Колесные сохи, а местами и плуги распространялись преимущественно в южных, степных и лесостепных районах Сибири, где они больше подходили к природным условиям. Предпочтение, которое отдавали крестьяне обыкновенной русской сохе в земледелии таежной полосы, было вызвано обилием корней и спецификой почвы: здесь лучше справлялась легкая и поворотливая соха, чем тяжеловесный плуг, на который налипала суглинистая почва.
Обыкновенную соху запрягали в одну лошадь, колесную – в две. Но для сибирского крестьянина, как правило, упряжка в две лошади была доступна; выбор же сохи определялся чаще всего соотношением почвенно-климатических условий, так как колесное добавление к сохе не всегда было удобно.
Сибирские крестьяне достаточно хорошо разбирались в качествах почвы. Не только при первичном заселении края, но и при внутренних переселениях они часто стояли перед необходимостью выбрать место для жительства с наилучшими для хлебопашества условиями, и делали это обычно весьма успешно, если выбор действительно зависел от них. Если же место было выбрано начальством, оно нередко оказывалось неудачным, и при этом крестьяне умели сами довольно точно определить причины неурожаев. Ученый-путешественник П. С. Паллас писал в 1770 году о крестьянах деревни Большерецкая Защита (недалеко от Усть-Каменогорской крепости – нынешнего Усть-Каменогорска), что они «добровольно сами с реки Иртыша сюда перешли; сию приятную и плодоносную землю весьма хорошо себе избрали». В этом же районе путешественник столкнулся с очень неудачным выбором места поселения, навязанным крестьянам сверху. «Но сия многочисленная деревня, – записал он о Старо-Алейской, – не токмо имеет недостаток в лесе, но также и в доброй пахотной земле. Ибо показанное им место весьма высоко, сухо и каменисто, и солнечный зной не дает взойти хлебу. Жители не имеют почти с самого первого времени их поселения ни одной доброй жатвы, и должны необходимо при всем своем рачении притти в худыя обстоятельства,
есть ли показанная им столь бесплодная земля не будет переменена. Я видел своими глазами истину того, на что мне крестьяне с плачем жаловались на высокой равнине между Гольцовкою и Корболихою, по коей идет дорога, и где они по большей части пашни свои имеют. Хлеб стоял тамо рассеянными, токмо в четверть длинными стеблями, кои весьма печальный вид составляли, а прочия соседственныя деревни сего году имели обильнейшую жатву». Крестьяне умели увидеть во взаимосвязи действие различных факторов – рельефа, климата и почвы. «Деревня Красноярская есть из числа тех, которыя изрядную хлебородную землю имеют; однако, здешние поселяне утверждают, что на высоких местах хлеб, ради жара и господствующей там суши, не очень хорошо родится».

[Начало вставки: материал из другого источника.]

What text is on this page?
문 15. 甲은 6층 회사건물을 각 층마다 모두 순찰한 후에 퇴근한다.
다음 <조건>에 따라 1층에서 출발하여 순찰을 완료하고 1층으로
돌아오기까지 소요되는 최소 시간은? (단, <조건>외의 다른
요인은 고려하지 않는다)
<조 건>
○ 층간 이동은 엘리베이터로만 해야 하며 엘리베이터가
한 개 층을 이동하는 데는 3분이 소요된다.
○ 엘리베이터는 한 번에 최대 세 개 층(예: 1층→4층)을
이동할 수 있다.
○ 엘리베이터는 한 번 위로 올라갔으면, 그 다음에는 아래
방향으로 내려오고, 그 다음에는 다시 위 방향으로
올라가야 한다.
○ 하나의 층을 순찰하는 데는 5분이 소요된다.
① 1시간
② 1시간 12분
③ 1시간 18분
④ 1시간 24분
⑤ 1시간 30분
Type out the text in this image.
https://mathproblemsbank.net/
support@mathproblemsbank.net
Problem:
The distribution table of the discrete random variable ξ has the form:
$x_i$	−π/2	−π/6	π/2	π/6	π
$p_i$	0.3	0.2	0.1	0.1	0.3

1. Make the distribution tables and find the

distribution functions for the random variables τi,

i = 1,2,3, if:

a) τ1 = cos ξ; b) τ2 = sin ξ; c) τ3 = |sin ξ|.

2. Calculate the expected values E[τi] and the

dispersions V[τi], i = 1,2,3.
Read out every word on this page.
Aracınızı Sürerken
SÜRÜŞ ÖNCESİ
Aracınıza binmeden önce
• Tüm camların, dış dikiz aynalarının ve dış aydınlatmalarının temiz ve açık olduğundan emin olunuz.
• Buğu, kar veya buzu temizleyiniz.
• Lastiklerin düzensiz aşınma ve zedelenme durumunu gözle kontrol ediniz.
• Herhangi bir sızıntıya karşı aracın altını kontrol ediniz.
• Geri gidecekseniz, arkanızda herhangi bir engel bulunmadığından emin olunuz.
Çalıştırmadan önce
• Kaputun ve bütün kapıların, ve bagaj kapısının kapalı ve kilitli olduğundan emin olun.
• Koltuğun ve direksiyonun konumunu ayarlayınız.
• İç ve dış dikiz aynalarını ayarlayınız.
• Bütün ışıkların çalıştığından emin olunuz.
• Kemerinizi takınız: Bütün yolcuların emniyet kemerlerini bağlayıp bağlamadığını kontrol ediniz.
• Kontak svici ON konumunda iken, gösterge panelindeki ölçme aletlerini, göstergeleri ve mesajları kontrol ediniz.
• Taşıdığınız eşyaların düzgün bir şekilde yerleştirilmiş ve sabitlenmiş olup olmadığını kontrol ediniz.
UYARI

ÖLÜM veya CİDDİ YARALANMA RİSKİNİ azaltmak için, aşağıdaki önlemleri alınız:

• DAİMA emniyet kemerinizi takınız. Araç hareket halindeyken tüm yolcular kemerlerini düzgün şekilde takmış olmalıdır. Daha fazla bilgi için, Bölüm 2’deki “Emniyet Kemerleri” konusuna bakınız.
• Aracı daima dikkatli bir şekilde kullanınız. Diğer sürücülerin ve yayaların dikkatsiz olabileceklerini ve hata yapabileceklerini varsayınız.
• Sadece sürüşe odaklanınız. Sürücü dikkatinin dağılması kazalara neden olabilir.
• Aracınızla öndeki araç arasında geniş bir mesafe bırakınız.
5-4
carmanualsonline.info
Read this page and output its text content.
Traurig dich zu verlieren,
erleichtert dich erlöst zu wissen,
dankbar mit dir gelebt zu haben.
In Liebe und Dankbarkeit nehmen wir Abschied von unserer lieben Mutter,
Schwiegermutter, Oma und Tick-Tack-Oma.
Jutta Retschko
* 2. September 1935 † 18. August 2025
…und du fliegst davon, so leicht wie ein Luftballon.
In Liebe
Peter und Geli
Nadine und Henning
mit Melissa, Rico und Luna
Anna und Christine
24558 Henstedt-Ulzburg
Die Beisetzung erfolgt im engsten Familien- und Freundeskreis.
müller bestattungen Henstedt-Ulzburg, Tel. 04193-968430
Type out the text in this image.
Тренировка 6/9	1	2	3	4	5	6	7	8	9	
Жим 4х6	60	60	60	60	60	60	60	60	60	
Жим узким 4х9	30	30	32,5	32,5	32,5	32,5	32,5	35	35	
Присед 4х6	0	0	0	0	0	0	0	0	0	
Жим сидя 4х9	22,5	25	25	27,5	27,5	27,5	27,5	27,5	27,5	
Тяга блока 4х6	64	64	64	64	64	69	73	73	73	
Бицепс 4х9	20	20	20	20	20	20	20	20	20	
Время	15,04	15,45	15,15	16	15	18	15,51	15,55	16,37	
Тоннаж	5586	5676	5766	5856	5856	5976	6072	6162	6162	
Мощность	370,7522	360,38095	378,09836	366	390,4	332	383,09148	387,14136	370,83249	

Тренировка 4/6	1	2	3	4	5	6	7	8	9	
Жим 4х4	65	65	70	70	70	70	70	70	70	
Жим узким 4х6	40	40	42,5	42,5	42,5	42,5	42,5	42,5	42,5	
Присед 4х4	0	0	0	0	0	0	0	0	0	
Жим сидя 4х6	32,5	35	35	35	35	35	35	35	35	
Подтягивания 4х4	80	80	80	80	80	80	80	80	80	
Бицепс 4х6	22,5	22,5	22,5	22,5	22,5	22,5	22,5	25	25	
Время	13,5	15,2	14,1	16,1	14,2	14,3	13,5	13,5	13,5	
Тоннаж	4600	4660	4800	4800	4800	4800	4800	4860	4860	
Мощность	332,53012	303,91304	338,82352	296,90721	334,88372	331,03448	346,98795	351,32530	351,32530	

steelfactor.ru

Особенный интерес в этой связи представляют объяснения причин неурожая или малого урожая, которые записывались в низовых инстанциях мелкими чиновниками со слов крестьян в ответ на всякого рода официальные запросы. Они свидетельствуют о том, что крестьяне детально оценивали воздействие неблагоприятных природных явлений на разных стадиях роста хлебов. В 1760 году в ведомости Бийской судной избы, направленной в Кузнецкую воеводскую канцелярию, отмечалось, что после сева была жара и ветер, хлеб всходил медленно и поле зарастало травой; когда же начал хлеб цвести, пошли дожди и потому хлеб «не весьма добр родился». Такого типа разъяснения исходили от крестьян разных районов, не только Сибири. Иногда они включали указания на то, что «в цвету пала ржа» или «в цвету пал гнус», или «кобылкою и червенем весь выело».
Илимская воеводская канцелярия в 1729 году объясняла недобор хлеба со слов крестьян: «На полях весною сев был в доброе и удобное время, как всякие хлеба насевают. И в том посеве в помешке непогодами не бывало. А всходы озимная и яровыя были неисправны, понеже в то время дождей не имелось и было сухое погодье и солнечным жаром выжгло. И от того солнечного выжгу – по посеве и по всходе – в осеннее сенокосное время ужины и умолоты были плохи для того, что по всходе на каждом колосу зерна родилось мало и едром был скуден». В объяснениях фигурировали такие причины, как вымывание дождями хлеба в цвету в сенокосное время, вымерзание от ранних заморозков («иньями вызнобило»).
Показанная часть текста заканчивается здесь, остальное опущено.